Contemplating Jane’s death, it’s ironical to me how wide a gap there is between what I believe about death — much of it learned from Jane herself, speaking for Seth — and what I feel about it. On the one hand, there’s Seth’s assurance that consciousness isn’t dependent on physical matter, that we’ve lived before and we’ll live again, that death is another beginning. Yet still there’s this ache, this feeling that death is wrong, that Jane’s death diminishes me, as would any death in the family, and aren’t those we love family?
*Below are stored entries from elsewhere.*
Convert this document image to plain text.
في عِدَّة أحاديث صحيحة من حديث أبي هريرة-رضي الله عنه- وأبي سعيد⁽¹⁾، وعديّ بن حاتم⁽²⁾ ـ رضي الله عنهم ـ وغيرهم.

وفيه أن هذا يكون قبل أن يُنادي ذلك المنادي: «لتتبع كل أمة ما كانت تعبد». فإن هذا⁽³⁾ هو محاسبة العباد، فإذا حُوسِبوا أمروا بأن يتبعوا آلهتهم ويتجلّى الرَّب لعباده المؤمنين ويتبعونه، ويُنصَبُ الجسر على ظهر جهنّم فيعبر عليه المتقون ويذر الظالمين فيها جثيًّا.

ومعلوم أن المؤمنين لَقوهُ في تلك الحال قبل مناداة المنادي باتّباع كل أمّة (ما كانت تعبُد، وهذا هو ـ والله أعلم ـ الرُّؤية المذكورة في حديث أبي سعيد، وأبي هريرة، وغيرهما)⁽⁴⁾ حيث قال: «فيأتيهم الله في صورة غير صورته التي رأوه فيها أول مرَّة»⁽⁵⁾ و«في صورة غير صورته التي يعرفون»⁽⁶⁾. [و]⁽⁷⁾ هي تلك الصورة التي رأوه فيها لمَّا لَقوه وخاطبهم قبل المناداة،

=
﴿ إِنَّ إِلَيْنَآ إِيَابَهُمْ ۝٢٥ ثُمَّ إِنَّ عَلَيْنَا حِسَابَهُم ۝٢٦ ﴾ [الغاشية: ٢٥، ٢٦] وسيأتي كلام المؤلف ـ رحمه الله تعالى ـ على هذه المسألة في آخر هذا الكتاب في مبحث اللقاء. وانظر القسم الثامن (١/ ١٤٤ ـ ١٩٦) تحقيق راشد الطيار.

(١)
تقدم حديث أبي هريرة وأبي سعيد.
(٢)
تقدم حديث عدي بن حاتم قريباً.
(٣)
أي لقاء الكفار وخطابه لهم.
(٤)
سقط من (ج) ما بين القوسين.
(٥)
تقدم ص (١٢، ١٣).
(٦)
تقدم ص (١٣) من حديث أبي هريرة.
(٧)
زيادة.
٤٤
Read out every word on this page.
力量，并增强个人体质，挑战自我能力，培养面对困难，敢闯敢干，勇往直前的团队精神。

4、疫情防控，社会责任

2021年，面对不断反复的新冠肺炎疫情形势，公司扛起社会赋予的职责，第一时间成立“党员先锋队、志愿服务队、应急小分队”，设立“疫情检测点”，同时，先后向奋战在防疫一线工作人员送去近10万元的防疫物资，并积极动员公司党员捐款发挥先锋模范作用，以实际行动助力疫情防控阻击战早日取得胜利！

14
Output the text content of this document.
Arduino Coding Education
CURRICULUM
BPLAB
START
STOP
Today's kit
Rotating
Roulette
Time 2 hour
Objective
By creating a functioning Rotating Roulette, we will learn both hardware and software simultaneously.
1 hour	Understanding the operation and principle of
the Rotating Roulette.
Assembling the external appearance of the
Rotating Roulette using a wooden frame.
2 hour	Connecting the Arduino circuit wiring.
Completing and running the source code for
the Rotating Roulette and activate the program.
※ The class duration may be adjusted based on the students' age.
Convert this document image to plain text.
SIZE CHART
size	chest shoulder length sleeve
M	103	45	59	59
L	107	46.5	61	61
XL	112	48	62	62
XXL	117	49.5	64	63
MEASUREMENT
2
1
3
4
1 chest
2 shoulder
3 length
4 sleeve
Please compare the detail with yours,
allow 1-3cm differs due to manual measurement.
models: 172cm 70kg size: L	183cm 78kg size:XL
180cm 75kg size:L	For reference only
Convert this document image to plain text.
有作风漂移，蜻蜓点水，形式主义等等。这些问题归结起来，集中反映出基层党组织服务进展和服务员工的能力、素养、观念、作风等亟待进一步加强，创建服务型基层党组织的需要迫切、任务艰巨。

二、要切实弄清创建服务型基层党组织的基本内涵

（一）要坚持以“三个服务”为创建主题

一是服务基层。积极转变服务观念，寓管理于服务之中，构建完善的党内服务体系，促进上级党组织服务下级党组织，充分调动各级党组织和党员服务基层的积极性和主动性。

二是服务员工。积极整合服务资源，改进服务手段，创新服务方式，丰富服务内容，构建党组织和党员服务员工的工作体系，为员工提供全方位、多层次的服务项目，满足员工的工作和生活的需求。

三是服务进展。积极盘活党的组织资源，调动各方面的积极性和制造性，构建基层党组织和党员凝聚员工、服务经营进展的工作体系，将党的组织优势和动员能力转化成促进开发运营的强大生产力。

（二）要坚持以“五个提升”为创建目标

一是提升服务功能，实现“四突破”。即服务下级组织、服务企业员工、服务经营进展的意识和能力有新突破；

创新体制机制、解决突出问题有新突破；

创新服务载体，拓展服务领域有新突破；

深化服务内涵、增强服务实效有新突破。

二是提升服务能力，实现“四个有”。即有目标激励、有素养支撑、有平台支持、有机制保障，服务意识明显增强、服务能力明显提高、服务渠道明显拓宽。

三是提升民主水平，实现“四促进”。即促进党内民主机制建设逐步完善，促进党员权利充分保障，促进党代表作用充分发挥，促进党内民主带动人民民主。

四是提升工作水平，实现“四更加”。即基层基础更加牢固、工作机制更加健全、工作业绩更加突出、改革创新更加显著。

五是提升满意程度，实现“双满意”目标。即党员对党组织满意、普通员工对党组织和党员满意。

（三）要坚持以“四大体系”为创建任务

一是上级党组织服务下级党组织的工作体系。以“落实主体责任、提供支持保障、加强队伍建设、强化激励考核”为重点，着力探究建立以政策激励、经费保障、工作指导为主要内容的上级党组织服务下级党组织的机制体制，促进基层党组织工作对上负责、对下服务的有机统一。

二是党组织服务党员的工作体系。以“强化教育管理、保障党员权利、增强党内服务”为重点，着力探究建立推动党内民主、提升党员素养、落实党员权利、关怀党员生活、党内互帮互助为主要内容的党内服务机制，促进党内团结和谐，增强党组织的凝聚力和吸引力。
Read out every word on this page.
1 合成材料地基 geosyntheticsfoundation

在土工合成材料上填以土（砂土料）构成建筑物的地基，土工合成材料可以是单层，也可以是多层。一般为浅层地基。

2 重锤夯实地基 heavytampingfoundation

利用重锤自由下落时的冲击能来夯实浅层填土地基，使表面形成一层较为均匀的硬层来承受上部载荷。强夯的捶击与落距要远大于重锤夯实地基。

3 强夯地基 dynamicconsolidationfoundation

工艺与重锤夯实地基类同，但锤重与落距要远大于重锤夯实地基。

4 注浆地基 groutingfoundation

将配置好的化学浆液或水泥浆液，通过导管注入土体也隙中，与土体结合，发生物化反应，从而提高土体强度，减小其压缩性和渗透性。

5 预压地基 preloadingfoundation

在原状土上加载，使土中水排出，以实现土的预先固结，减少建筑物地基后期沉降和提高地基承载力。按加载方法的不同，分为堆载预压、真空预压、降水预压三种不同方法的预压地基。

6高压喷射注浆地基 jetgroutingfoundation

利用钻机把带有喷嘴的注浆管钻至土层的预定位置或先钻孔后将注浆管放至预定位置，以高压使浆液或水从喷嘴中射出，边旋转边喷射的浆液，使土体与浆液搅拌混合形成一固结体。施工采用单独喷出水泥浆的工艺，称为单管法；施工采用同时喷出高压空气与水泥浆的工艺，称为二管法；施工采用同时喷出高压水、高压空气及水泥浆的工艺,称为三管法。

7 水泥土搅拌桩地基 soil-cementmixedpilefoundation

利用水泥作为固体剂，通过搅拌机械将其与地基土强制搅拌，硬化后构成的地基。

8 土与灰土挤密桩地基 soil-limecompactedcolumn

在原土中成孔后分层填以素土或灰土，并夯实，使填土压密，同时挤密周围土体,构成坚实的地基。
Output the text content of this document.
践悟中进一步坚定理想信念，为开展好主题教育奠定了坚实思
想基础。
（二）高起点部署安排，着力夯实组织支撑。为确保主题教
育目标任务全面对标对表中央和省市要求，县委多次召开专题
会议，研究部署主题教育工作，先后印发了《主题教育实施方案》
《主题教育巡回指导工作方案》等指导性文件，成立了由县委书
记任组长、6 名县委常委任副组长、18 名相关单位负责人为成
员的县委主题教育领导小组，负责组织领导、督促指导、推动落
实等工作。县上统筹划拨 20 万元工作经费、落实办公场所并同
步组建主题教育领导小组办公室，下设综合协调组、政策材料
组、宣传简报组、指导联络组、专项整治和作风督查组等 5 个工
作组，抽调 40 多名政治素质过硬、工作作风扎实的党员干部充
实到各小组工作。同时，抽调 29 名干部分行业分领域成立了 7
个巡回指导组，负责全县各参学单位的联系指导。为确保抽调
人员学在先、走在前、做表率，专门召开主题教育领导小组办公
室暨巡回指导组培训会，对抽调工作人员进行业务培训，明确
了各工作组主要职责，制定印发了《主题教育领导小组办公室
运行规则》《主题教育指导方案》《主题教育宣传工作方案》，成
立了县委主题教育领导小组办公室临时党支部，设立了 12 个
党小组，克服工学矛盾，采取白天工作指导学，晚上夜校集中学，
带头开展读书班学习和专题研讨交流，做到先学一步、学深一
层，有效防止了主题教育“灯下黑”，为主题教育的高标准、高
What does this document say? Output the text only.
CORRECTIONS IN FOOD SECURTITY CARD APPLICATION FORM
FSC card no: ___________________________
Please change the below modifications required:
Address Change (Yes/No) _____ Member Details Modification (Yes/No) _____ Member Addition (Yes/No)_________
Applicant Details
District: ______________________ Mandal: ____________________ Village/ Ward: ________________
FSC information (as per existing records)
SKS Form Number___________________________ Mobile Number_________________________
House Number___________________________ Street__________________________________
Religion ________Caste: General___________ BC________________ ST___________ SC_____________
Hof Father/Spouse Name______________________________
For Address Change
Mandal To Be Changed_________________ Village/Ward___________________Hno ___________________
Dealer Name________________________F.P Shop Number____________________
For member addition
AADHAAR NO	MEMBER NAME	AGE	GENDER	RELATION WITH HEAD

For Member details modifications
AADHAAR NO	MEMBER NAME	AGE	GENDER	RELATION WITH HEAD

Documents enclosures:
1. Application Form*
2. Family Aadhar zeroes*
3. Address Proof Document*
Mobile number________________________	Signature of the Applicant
It’s embarrassing. You’d think, after having read and re-read all the Seth books, I’d have learned something, really learned it. What good is all my knowledge if, in the face of death, all I can do is wet a handkerchief — or, if it’s the prospect of my own death, my pants? Why, despite everything Seth convincingly says about the eternal validity of the soul, is the fear of death so real to me?

And what about the fear of life? The demise of a friendship, the hollows of longing — these, too, strike the timid heart. I make a life of what is familiar; then when life knocks on the door with new questions, new demands, I don’t want to open it.

 

Wait a minute. I started out to eulogize Jane and celebrate Seth, but this is faint praise, isn’t it? I seem to be saying these books aren’t very important, after all. I mean, who cares what you’ve read? Can you read the lines on faces, the trail you left when you ran from yourself, the dismay in another’s eyes? What do we learn from books, anyway, that we don’t learn better from a little pain? If you don’t like a book you close it. But when pain speaks, you listen. The heart is a library that never closes. All night long you can study yourself, night after night, year after year. Who needs books? Who needs a ghost like Seth, telling us what’s what?

That we don’t need Seth, Seth would emphatically agree. This, in the end, is as important to me as his ideas, and keeps me coming back to him — though often burdened with myself and weary, in no mood for philosophy, for Truth, for hearing from on high what’s wrong with me. Seth doesn’t scold. His compassion for our humanness is astoundingly deep, for he knows just how enchanted we are by the illusion of our own powerlessness. To set himself above us, as so many teachers do, would serve nothing; how can unquestioned loyalty to a teacher like that enhance one’s self-respect? I see them, these devotees, shining brightly, but like the moon they shine with another’s light, not their own. Maybe I’m being too harsh; it’s not for me to judge. I just know it’s not my way. The reminders I need are the ones Seth gives me: that I am powerful beyond my wildest dreams; that I’ve been given the gift of the gods, to create reality according to my beliefs; that there are no limitations to the self, except those I believe in.

I need these reminders because I’m human, as I grieve because I’m human, as I shuttle back and forth between knowing and not-knowing, looking for meaning in the stars and looking for it in books, in the newspapers, in the obituaries.